Senator Sam Ervin waving his craggy index-finger at John Dean saying “Be ye not deceived. God is not mocked. Whatsoever a man soweth, that shall he also reap.”
These kids think the world always had television. Our family didn’t get a TV until 1949; a 15-inch RCA console with a round B&W picture-tube. That’s five years after I was born. And each house had an antenna.
And I have younger brothers convinced the world has always been what it was while they were growing up.
That Route 261 in northern Delaware has always been four lanes of concrete since time-immemorial.
Well that road was rebuilt in 1961, and before it was a macadam two-lane.
And when it was rebuilt it was re-signed from “Faulk Road” to “Foulk Road.”
But since “Foulk Road” is all they’ve ever known, that’s all it’s ever been.
The fact it was ever “Faulk Road” is beyond comprehension. But they weren’t of age in 1961 when it was renamed.
Another issue is the location of Industrial Highway by the Philadelphia Airport.
My brothers all noisily insist it has always been where it is now, north of the old Scott Paper headquarters near the airport.
Well, I remember driving it south of Scott — like the airport was expanded over-the-years, requiring relocation of Industrial Highway to where it is now.
Wheeler also talks about Iraq has always been perceived as “the bad guys” — that when Iraq invaded Kuwait, people now in their 20s were tiny toddlers.
Also forgotten was the Vietnam War, and how the war in Iraq is becoming a rerun of the Vietnam War.
But to most people nowadays, the Vietnam War is ancient history — lessons of history are bunk.
No doubt the Twin Towers will get dredged up, as well they should.
But it wasn’t Iraqis that brought down the Twin Towers — it was a bunch of Saudi Arabian terrorists.
Dubya used that terrorism as an excuse to invade Iraq — like bombing Brazil for Pearl Harbor. (“What; me worry?”)

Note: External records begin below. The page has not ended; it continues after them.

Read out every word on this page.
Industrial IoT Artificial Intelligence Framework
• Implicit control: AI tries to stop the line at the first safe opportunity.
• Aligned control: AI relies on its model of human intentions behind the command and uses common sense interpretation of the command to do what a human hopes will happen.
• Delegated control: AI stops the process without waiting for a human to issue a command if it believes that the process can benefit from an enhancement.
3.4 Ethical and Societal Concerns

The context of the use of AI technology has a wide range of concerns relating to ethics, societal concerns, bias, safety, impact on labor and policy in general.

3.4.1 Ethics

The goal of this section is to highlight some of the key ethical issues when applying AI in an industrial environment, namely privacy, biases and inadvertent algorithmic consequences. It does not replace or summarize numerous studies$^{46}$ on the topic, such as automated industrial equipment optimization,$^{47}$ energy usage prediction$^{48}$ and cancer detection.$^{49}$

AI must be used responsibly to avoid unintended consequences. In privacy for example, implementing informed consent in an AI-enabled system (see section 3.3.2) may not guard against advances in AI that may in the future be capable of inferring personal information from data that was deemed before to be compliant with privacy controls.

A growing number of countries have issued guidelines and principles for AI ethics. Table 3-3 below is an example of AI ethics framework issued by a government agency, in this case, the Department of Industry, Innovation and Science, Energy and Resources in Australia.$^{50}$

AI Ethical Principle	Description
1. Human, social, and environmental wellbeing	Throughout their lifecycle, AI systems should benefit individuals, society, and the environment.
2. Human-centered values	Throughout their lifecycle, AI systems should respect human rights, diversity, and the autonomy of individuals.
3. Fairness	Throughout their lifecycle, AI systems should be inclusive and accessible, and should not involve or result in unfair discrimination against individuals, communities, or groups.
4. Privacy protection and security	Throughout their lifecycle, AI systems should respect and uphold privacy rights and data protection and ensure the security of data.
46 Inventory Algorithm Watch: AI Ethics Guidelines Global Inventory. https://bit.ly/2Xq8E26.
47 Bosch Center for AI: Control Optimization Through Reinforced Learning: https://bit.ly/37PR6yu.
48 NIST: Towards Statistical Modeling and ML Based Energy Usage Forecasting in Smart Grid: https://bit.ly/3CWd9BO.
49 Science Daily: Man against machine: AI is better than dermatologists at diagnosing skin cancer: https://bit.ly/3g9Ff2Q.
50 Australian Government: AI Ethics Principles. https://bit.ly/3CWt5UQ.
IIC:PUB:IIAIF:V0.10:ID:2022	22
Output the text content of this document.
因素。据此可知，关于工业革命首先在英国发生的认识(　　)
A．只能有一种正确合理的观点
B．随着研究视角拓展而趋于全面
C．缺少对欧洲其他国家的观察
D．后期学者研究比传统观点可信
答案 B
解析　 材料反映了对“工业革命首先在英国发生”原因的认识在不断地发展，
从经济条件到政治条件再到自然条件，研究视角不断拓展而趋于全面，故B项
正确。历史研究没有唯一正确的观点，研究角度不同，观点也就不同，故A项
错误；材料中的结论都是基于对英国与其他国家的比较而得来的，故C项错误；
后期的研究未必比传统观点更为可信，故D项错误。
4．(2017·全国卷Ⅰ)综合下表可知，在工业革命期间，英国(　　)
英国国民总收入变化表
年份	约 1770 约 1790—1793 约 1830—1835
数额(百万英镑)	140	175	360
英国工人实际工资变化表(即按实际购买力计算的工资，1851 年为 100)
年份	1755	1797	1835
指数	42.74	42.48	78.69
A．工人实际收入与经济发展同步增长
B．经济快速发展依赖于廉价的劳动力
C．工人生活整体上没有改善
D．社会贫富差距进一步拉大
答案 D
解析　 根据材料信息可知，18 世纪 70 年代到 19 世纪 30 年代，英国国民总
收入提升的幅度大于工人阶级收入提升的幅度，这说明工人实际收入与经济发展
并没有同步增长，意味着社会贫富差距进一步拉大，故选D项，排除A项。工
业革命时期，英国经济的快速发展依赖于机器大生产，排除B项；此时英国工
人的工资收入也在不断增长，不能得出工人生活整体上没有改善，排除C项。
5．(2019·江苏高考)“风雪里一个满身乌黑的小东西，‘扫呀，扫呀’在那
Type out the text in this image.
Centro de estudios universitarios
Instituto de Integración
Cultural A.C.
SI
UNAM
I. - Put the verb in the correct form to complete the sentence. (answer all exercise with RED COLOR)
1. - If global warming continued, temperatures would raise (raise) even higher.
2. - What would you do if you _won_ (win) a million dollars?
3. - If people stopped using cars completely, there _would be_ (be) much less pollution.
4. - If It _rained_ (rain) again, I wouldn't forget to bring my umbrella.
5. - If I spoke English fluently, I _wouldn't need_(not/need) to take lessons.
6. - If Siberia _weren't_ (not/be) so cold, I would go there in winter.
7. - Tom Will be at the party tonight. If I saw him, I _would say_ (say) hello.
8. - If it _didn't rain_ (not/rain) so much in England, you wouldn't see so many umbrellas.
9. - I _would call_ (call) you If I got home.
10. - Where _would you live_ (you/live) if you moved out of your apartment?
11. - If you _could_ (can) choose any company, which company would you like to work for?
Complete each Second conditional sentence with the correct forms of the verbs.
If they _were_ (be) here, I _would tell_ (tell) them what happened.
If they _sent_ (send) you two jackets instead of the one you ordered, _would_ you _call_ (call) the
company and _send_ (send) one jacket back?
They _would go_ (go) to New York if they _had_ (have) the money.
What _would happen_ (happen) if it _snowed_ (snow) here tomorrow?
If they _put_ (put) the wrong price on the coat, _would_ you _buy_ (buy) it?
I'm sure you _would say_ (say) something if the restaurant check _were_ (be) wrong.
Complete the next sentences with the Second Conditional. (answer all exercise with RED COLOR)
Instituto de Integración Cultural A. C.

Also sure to be dredged up are Weapons-of-Mass-Destruction. BAD INTELLIGENCE ALERT!
The spelling of the road has always been in dispute, and in 1961 when the road was rebuilt and expanded, it was re-signed as “Foulk Road.”
My brother-in-Delaware noisily insists it has always been spelled “Foulk Road;” but he was born in 1958. When the road was renamed he would have been three.